• 18 Jun, 2024

Will relations deteriorate as Modi brings Pakistan into India's election campaign?

Will relations deteriorate as Modi brings Pakistan into India's election campaign?

In contrast to 2019, Pakistan was notably absent from India's election discourse. However, that dynamic has shifted, all triggered by a succinct three-word social media post. What developments lie ahead for these neighboring countries?

In Islamabad, Pakistan, Fawad Chaudhry, the former information minister, admits to being caught off guard by the unintended consequences of a brief three-word post on social media platform X on May 1. Little did he realize that this post would thrust his country into the midst of a contentious dialogue it had previously sidestepped: India's clamorous election campaign.

He simply wrote "Rahul on fire..." while sharing a video clip featuring Rahul Gandhi, a prominent figure in India's opposition Congress party, as he voiced criticism against Prime Minister Narendra Modi's ruling Bharatiya Janata Party (BJP).

Chaudhry's post, emerging amidst India's extensive election process spanning seven voting days from April to June, swiftly gained traction, amassing over 1.8 million views, 1,800 retweets, and garnering more than 1,500 replies.

One of the respondents was Amit Malviya, the head of BJP's information technology wing, responsible for managing the party's expansive social media presence. Malviya accused Chaudhry of endorsing Congress leader Gandhi, asking whether Congress intended to contest elections in Pakistan. He pointed out the historical association of the Muslim League, a major political force in pre-Partition India, with the creation of Pakistan.

A day later, Modi himself referenced Chaudhry's post during an election rally in his home state of Gujarat, highlighting how Pakistani leaders were reportedly showing support for the Congress party. Modi suggested that Pakistan was eager to see Congress leader Rahul Gandhi become prime minister, insinuating a close relationship between Congress and Pakistan.

Following this, Pakistan became a recurring theme in speeches by Modi and other BJP leaders such as Home Minister Amit Shah. They used Pakistan as a tool to target the opposition and showcase the government's strong stance during tensions with the neighboring country.

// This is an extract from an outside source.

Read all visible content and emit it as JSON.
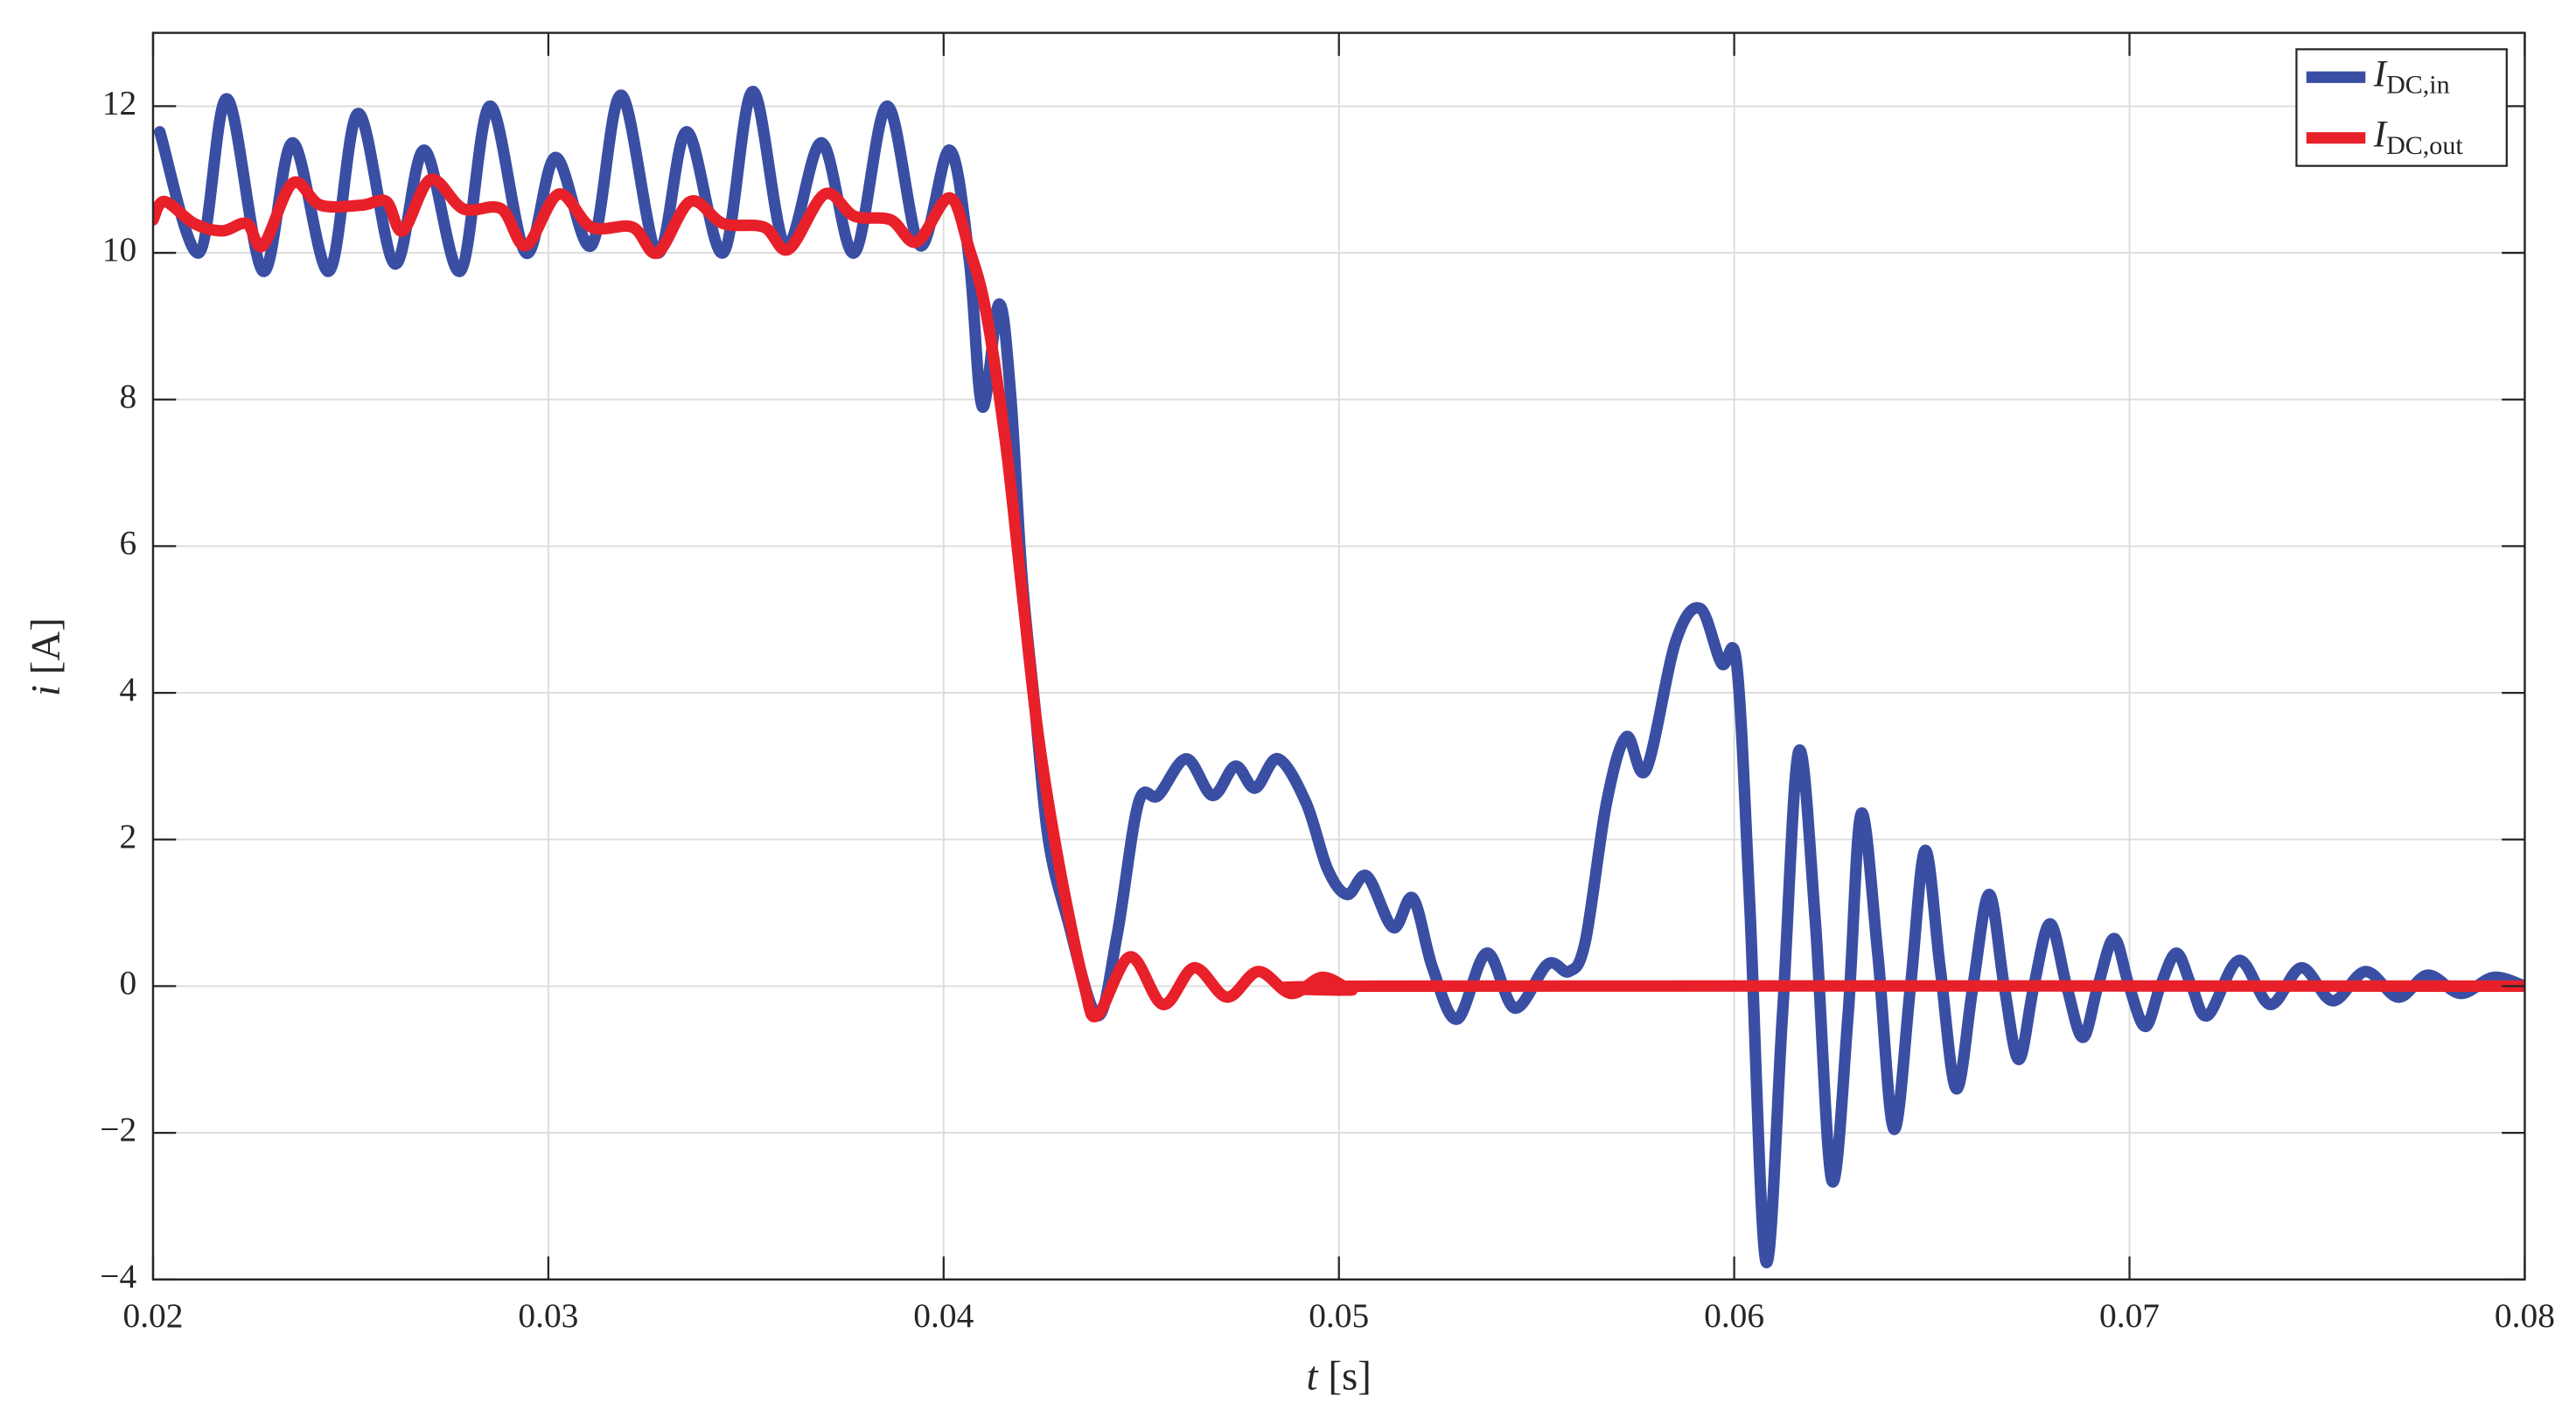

Modi's speeches often contained inflammatory rhetoric, such as using a crude Hindi metaphor to assert his government's dominance over Pakistan. Shah also emphasized India's strong response to terrorism from Pakistan under Modi's leadership.

This heightened focus on Pakistan contrasts sharply with the pre-May campaign period, where relations between the two countries were largely ignored as an election topic.

Chaudhry, whose social media post triggered this exchange, expressed surprise at the reaction, especially from PM Modi.

Pakistan's government also responded to Modi and Shah's comments, criticizing their "unhealthy and entrenched obsession with Pakistan." The Foreign Ministry accused Indian leaders of exploiting hyper-nationalism for electoral gains, questioning India's responsible stewardship of its strategic capabilities.

While Pakistan's involvement in Indian elections isn't new, it has taken on a more prominent role in the past.

The two countries have had a strained relationship since their independence in 1947, marked by three major wars and ongoing tensions over Kashmir.

In the 2019 election, Modi's campaign heavily focused on Pakistan, particularly following a terrorist attack in Indian-administered Kashmir that led to military escalation between the two countries.

Despite this renewed focus on Pakistan in the current election campaign, some analysts suggest that India's primary foreign policy challenge now lies with China, particularly after border clashes in 2020 resulted in Indian territorial losses.

What unfolds if the BJP secures victory once more?

Numerous opinion polls indicate that Modi and the BJP stand as strong contenders to clinch power for a third term.

In such a scenario, according to Chaudhry, the former Pakistani minister, already fragile bilateral relations would likely deteriorate further.

"If the BJP and Modi triumph in the elections as they are confidently predicting, it's improbable that relations with Pakistan will see any improvement; rather, they might worsen," he remarked.

However, some analysts propose a different perspective. Despite Modi's rhetoric, they argue that Pakistan's deep-rooted economic challenges and India's growing concerns regarding China's threat provide both New Delhi and Islamabad with a motive to substantially enhance their relations.

Walter Ladwig, noting past attempts by several Indian administrations to foster better ties with Pakistan, highlighted Modi's potential legacy aspirations in his third term. Ladwig suggested that "some form of enduring reconciliation with Pakistan" could align with Modi's long-term objectives.